"If money were paid down—now? Now, sir?"
"It would not avail."
"Much money?"
"No."
The Bishop glared at him for a few seconds. Then his face relaxed, his eyes grew mild, his chin sank on his breast. His fingers drummed on the table. "His will be done!" he said—"His will be done! I was not worthy."
His surrender seemed to sting Cammock. Perhaps in the course of their joint adventures he had come to know and to respect his companion, and felt more for him than for himself.
"If I had you on my quarter-deck for only half an hour," he growled, "I would learn who was the better man!
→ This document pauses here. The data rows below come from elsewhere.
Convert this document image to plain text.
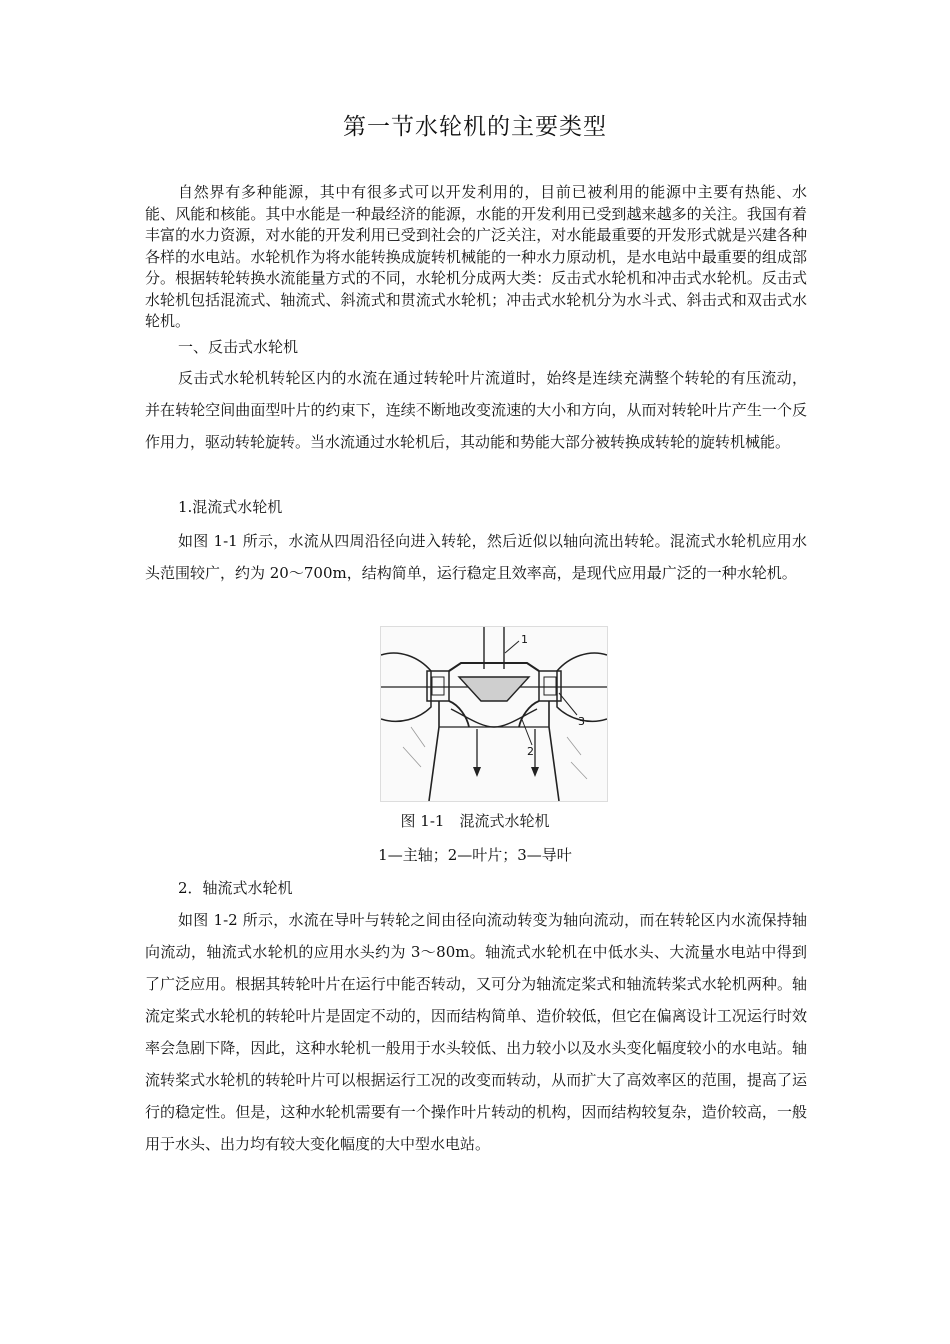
第一节水轮机的主要类型

自然界有多种能源，其中有很多式可以开发利用的，目前已被利用的能源中主要有热能、水能、风能和核能。其中水能是一种最经济的能源，水能的开发利用已受到越来越多的关注。我国有着丰富的水力资源，对水能的开发利用已受到社会的广泛关注，对水能最重要的开发形式就是兴建各种各样的水电站。水轮机作为将水能转换成旋转机械能的一种水力原动机，是水电站中最重要的组成部分。根据转轮转换水流能量方式的不同，水轮机分成两大类：反击式水轮机和冲击式水轮机。反击式水轮机包括混流式、轴流式、斜流式和贯流式水轮机；冲击式水轮机分为水斗式、斜击式和双击式水轮机。

一、反击式水轮机

反击式水轮机转轮区内的水流在通过转轮叶片流道时，始终是连续充满整个转轮的有压流动，并在转轮空间曲面型叶片的约束下，连续不断地改变流速的大小和方向，从而对转轮叶片产生一个反作用力，驱动转轮旋转。当水流通过水轮机后，其动能和势能大部分被转换成转轮的旋转机械能。

1.混流式水轮机

如图 1-1 所示，水流从四周沿径向进入转轮，然后近似以轴向流出转轮。混流式水轮机应用水头范围较广，约为 20～700m，结构简单，运行稳定且效率高，是现代应用最广泛的一种水轮机。

1
2
3

图 1-1　混流式水轮机

1—主轴；2—叶片；3—导叶

2．轴流式水轮机

如图 1-2 所示，水流在导叶与转轮之间由径向流动转变为轴向流动，而在转轮区内水流保持轴向流动，轴流式水轮机的应用水头约为 3～80m。轴流式水轮机在中低水头、大流量水电站中得到了广泛应用。根据其转轮叶片在运行中能否转动，又可分为轴流定桨式和轴流转桨式水轮机两种。轴流定桨式水轮机的转轮叶片是固定不动的，因而结构简单、造价较低，但它在偏离设计工况运行时效率会急剧下降，因此，这种水轮机一般用于水头较低、出力较小以及水头变化幅度较小的水电站。轴流转桨式水轮机的转轮叶片可以根据运行工况的改变而转动，从而扩大了高效率区的范围，提高了运行的稳定性。但是，这种水轮机需要有一个操作叶片转动的机构，因而结构较复杂，造价较高，一般用于水头、出力均有较大变化幅度的大中型水电站。
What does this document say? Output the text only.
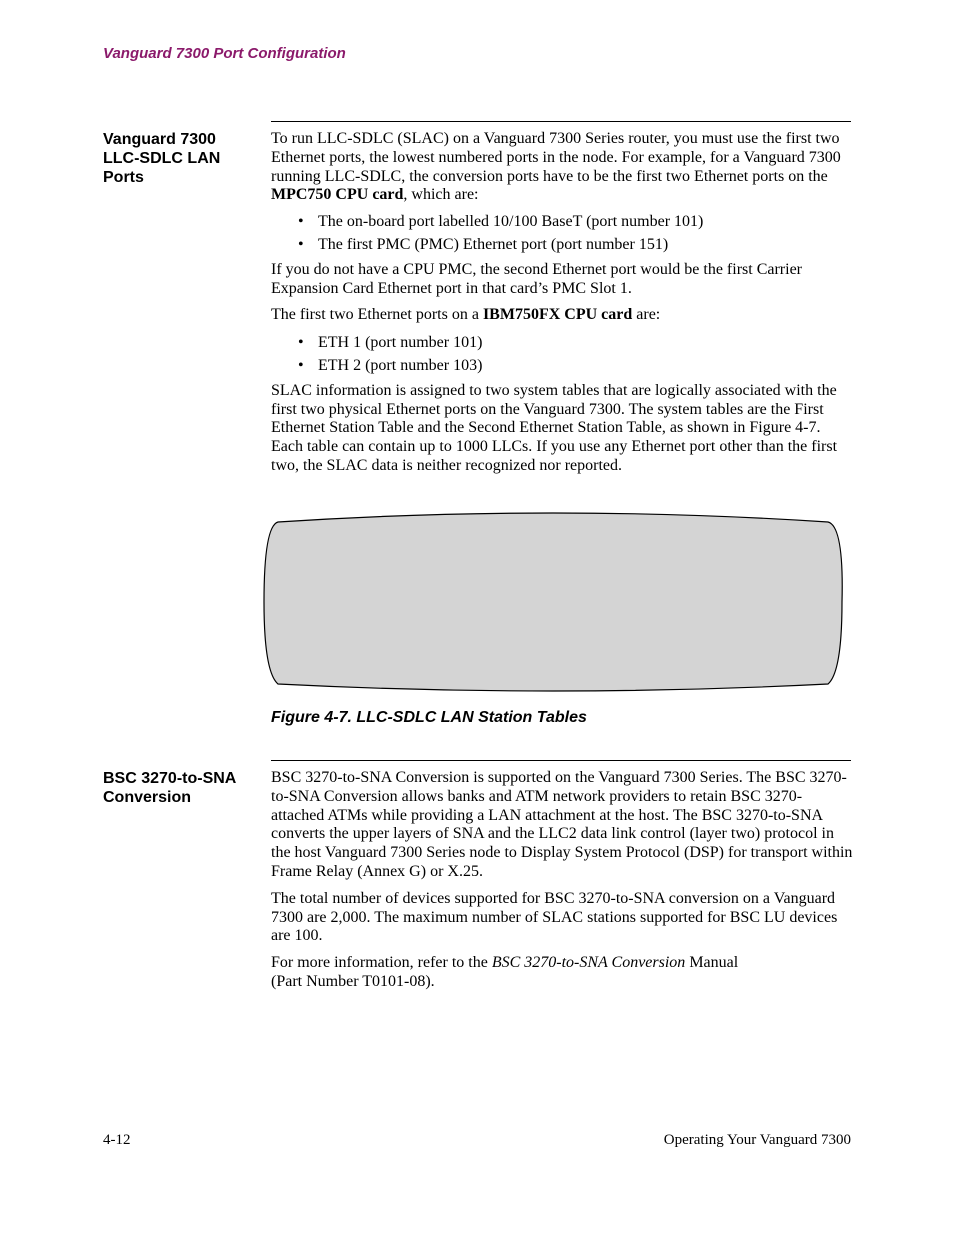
Vanguard 7300 Port Configuration
Vanguard 7300
LLC-SDLC LAN
Ports

To run LLC-SDLC (SLAC) on a Vanguard 7300 Series router, you must use the first two Ethernet ports, the lowest numbered ports in the node. For example, for a Vanguard 7300 running LLC-SDLC, the conversion ports have to be the first two Ethernet ports on the MPC750 CPU card, which are:

• The on-board port labelled 10/100 BaseT (port number 101)
• The first PMC (PMC) Ethernet port (port number 151)

If you do not have a CPU PMC, the second Ethernet port would be the first Carrier Expansion Card Ethernet port in that card’s PMC Slot 1.

The first two Ethernet ports on a IBM750FX CPU card are:

• ETH 1 (port number 101)
• ETH 2 (port number 103)

SLAC information is assigned to two system tables that are logically associated with the first two physical Ethernet ports on the Vanguard 7300. The system tables are the First Ethernet Station Table and the Second Ethernet Station Table, as shown in Figure 4-7. Each table can contain up to 1000 LLCs. If you use any Ethernet port other than the first two, the SLAC data is neither recognized nor reported.

Figure 4-7. LLC-SDLC LAN Station Tables
BSC 3270-to-SNA
Conversion

BSC 3270-to-SNA Conversion is supported on the Vanguard 7300 Series. The BSC 3270-to-SNA Conversion allows banks and ATM network providers to retain BSC 3270-attached ATMs while providing a LAN attachment at the host. The BSC 3270-to-SNA converts the upper layers of SNA and the LLC2 data link control (layer two) protocol in the host Vanguard 7300 Series node to Display System Protocol (DSP) for transport within Frame Relay (Annex G) or X.25.

The total number of devices supported for BSC 3270-to-SNA conversion on a Vanguard 7300 are 2,000. The maximum number of SLAC stations supported for BSC LU devices are 100.

For more information, refer to the BSC 3270-to-SNA Conversion Manual
(Part Number T0101-08).

4-12	Operating Your Vanguard 7300
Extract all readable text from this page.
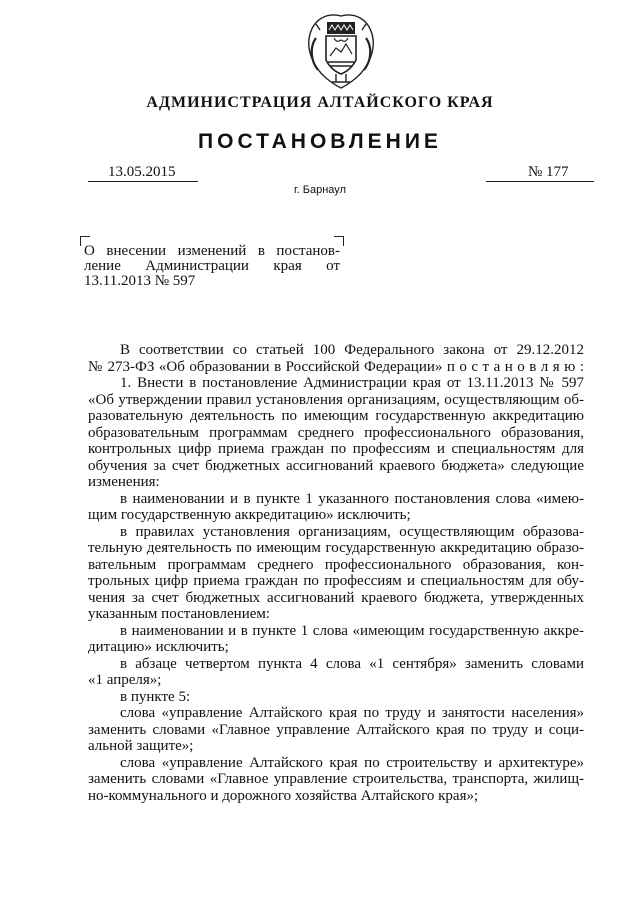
АДМИНИСТРАЦИЯ АЛТАЙСКОГО КРАЯ
ПОСТАНОВЛЕНИЕ
13.05.2015	№ 177
г. Барнаул
О внесении изменений в постанов-
ление Администрации края от
13.11.2013 № 597
В соответствии со статьей 100 Федерального закона от 29.12.2012
№ 273-ФЗ «Об образовании в Российской Федерации» п о с т а н о в л я ю :
1. Внести в постановление Администрации края от 13.11.2013 № 597
«Об утверждении правил установления организациям, осуществляющим об-
разовательную деятельность по имеющим государственную аккредитацию
образовательным программам среднего профессионального образования,
контрольных цифр приема граждан по профессиям и специальностям для
обучения за счет бюджетных ассигнований краевого бюджета» следующие
изменения:
в наименовании и в пункте 1 указанного постановления слова «имею-
щим государственную аккредитацию» исключить;
в правилах установления организациям, осуществляющим образова-
тельную деятельность по имеющим государственную аккредитацию образо-
вательным программам среднего профессионального образования, кон-
трольных цифр приема граждан по профессиям и специальностям для обу-
чения за счет бюджетных ассигнований краевого бюджета, утвержденных
указанным постановлением:
в наименовании и в пункте 1 слова «имеющим государственную аккре-
дитацию» исключить;
в абзаце четвертом пункта 4 слова «1 сентября» заменить словами
«1 апреля»;
в пункте 5:
слова «управление Алтайского края по труду и занятости населения»
заменить словами «Главное управление Алтайского края по труду и соци-
альной защите»;
слова «управление Алтайского края по строительству и архитектуре»
заменить словами «Главное управление строительства, транспорта, жилищ-
но-коммунального и дорожного хозяйства Алтайского края»;
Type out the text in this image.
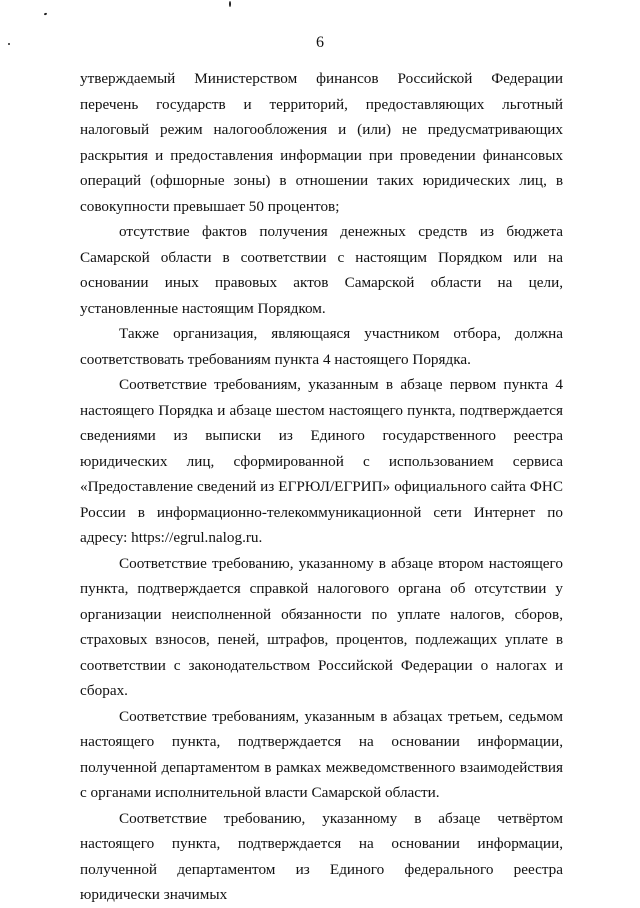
6

утверждаемый Министерством финансов Российской Федерации перечень государств и территорий, предоставляющих льготный налоговый режим налогообложения и (или) не предусматривающих раскрытия и предоставления информации при проведении финансовых операций (офшорные зоны) в отношении таких юридических лиц, в совокупности превышает 50 процентов;

отсутствие фактов получения денежных средств из бюджета Самарской области в соответствии с настоящим Порядком или на основании иных правовых актов Самарской области на цели, установленные настоящим Порядком.

Также организация, являющаяся участником отбора, должна соответствовать требованиям пункта 4 настоящего Порядка.

Соответствие требованиям, указанным в абзаце первом пункта 4 настоящего Порядка и абзаце шестом настоящего пункта, подтверждается сведениями из выписки из Единого государственного реестра юридических лиц, сформированной с использованием сервиса «Предоставление сведений из ЕГРЮЛ/ЕГРИП» официального сайта ФНС России в информационно-телекоммуникационной сети Интернет по адресу: https://egrul.nalog.ru.

Соответствие требованию, указанному в абзаце втором настоящего пункта, подтверждается справкой налогового органа об отсутствии у организации неисполненной обязанности по уплате налогов, сборов, страховых взносов, пеней, штрафов, процентов, подлежащих уплате в соответствии с законодательством Российской Федерации о налогах и сборах.

Соответствие требованиям, указанным в абзацах третьем, седьмом настоящего пункта, подтверждается на основании информации, полученной департаментом в рамках межведомственного взаимодействия с органами исполнительной власти Самарской области.

Соответствие требованию, указанному в абзаце четвёртом настоящего пункта, подтверждается на основании информации, полученной департаментом из Единого федерального реестра юридически значимых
Ah, my man, I would!"
"The doubt flatters me," Colonel John answered, viewing them both with great respect; for he saw that, bad or good, they were men. Then, "That being settled," he continued, "I shall ask you, gentlemen, to go on deck for a few moments, that I may say a word to my kinsman."
"He is not to go with us?"
"That remains to be seen," Colonel John replied, a note of sternness in his voice. Still they hesitated, and he stood; but at last, in obedience to his courteous gesture, they bowed, turned—with a deep sigh on the Bishop's part—and clambered up the companion. The seamen had already vanished at a word from Augustin, who himself proceeded to follow his prisoners on deck.